Ванзаров раздавил ягоду, под пальцами брызнул кровавый сок.
– Я только коснулся захватываюфей истории, – укоризненно сказал он. – Впереди столько поразительных открытий. Неужели не интересно?
– Как жаль, что такой ум не с нами, – торжественно и печально произнес коллежский асессор. – Сколько бы вы могли совершить.
– Никак, хороните меня?
Николай Карлович выронил портфель, вытянул руки, как привидение и монотонным голосом стал бубнить:
– Слушай мой голос… слушай только мой голос… Ты слышишь только мой голос… Подчиняйся ему… Тебе тепло… тебе хорошо… Я твой голос… Спать… Спать… Тепло в руках… Ты снова маленький мальчик… Рождество… Елка… Тебе уютно и тепло… Ты будешь жить, но ничего не вспомнишь…

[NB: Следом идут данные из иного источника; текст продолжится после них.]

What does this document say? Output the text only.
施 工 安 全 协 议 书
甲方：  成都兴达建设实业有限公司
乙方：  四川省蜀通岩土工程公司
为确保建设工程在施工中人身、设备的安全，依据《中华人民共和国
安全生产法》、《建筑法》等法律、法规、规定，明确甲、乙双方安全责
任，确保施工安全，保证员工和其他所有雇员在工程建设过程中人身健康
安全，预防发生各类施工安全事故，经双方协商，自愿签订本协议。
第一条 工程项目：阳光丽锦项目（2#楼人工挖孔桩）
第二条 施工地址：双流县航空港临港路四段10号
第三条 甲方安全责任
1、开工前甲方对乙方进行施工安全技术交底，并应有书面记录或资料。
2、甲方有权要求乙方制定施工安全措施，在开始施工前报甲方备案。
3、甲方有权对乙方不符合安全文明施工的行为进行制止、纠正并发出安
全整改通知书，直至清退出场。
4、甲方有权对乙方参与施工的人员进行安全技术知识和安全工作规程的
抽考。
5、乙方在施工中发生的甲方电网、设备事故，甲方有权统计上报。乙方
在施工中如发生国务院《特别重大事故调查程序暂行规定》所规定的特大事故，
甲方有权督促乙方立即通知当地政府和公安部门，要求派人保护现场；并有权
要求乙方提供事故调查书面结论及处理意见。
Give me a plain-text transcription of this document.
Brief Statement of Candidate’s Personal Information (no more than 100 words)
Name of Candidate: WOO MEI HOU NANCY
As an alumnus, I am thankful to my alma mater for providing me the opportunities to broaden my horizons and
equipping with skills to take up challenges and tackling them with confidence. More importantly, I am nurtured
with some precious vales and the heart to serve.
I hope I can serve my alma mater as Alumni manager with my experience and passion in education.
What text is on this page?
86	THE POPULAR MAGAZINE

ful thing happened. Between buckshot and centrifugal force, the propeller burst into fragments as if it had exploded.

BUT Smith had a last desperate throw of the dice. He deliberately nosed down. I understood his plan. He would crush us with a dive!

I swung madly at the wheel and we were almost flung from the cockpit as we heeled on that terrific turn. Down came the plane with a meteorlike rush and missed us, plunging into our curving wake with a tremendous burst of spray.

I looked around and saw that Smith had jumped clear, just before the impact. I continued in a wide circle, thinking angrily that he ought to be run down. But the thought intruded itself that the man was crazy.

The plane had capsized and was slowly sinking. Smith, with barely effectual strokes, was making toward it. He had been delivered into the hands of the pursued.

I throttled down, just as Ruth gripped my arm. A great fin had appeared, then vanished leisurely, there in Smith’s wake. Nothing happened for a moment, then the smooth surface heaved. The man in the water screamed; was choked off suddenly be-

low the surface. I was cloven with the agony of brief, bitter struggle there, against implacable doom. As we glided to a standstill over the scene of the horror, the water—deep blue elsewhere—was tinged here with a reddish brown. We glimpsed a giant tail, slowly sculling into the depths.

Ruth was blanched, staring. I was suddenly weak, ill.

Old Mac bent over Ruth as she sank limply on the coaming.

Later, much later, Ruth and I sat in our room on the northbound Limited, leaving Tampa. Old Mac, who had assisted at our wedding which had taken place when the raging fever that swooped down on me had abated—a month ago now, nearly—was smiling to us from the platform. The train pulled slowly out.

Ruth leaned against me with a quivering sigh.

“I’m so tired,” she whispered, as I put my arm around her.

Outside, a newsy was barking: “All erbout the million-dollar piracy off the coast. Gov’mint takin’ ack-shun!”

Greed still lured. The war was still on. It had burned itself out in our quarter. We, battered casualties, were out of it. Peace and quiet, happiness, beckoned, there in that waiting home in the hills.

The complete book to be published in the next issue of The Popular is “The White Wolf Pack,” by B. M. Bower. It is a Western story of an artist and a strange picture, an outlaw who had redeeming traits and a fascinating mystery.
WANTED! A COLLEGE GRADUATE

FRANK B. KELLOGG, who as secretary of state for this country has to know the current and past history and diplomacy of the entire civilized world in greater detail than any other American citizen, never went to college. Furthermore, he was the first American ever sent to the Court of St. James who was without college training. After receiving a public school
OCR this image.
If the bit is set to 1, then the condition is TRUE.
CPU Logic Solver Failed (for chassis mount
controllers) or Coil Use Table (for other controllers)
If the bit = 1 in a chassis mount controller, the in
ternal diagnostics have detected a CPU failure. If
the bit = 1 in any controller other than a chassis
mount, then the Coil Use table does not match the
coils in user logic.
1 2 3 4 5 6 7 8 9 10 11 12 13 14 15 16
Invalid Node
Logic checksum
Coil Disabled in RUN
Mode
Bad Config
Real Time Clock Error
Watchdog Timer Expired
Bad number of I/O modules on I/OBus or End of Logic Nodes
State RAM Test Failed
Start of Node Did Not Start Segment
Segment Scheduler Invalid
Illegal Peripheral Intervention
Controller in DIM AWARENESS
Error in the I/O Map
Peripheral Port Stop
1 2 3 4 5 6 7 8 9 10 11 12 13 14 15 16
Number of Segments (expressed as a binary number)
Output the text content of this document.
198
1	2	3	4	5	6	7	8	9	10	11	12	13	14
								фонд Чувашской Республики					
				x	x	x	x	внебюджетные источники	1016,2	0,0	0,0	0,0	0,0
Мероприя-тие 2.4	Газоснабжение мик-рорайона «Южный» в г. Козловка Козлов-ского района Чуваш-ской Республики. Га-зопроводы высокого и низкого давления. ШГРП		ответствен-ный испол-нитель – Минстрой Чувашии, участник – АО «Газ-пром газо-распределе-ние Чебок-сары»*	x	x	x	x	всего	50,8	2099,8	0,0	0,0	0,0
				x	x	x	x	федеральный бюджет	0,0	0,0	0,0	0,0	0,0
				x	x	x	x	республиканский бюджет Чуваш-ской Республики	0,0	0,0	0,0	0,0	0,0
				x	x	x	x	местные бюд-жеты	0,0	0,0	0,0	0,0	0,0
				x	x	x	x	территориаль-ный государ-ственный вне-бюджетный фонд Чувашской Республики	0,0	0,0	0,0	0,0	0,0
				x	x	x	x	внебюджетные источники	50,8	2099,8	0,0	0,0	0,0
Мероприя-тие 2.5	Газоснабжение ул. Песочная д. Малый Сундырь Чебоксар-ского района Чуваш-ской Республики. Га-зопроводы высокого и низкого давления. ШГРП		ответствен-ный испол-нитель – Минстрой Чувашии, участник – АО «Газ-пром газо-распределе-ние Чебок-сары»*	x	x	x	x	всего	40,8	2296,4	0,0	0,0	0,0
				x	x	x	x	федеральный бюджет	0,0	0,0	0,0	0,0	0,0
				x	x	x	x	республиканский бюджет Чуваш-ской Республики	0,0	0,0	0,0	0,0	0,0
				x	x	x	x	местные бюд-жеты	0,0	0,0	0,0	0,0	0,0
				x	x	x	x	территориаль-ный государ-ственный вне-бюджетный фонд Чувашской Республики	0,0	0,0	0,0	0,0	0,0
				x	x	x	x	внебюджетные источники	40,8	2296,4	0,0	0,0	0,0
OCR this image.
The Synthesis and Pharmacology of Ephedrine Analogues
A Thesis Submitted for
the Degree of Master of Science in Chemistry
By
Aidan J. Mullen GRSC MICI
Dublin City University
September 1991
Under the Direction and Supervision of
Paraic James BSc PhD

Ванзаров, стоявший до сих пор совершенно прямо, покачнулся, зашатался, подломил колени, шлепнулся задом на траву и свалился ничком в куст.
Берс осторожно приблизился, склонился и, водя над телом руками, монотонно повторял заклинание.
Разразился хруст ломаемых веток, и на аллее показался низенький господин с перетянутой талией. Он вскинул револьвер и почти не целясь, выстрелил. Маленький чиновник рухнул в траву.
А из куста вскочил живой и здоровый Ванзаров и отчаянно закричал:
– Что наделали! Я же приказал ждать! Я почти раскусил его! Николай Карлович захлебывался в собственной крови.
Коллежский советник упал пред ним на колени и бережно повернул лицо к небу.
– Вы признаетесь? – вскричал он.
– Да, я убийца – еле слышно прошептал умирающий. – Прошу вас, позаботьтесь о племяннице, она ничего не знает, бедная Антонина! Это я… Это все я… Я хотел стать Наполеоном, Ницше, великим человеком, а умираю в пыли! Все, что вам нужно, находится в моем портфеле…
Николай Берс вздрогнул всем телом и испустил дух. «Из кустов вышел смиренный Лебедев, печально склонился над телом, даже не пощупав пульса и не проверив дыхание:
– Великий преступник! Но людскому суду более не доступен!
Виноватый Джуранский был недвижим, а Ванзаров в отчаянии рвал на лице усы. И лишь великий и коварный злоумышленник стеклянным взором смотрел в небеса».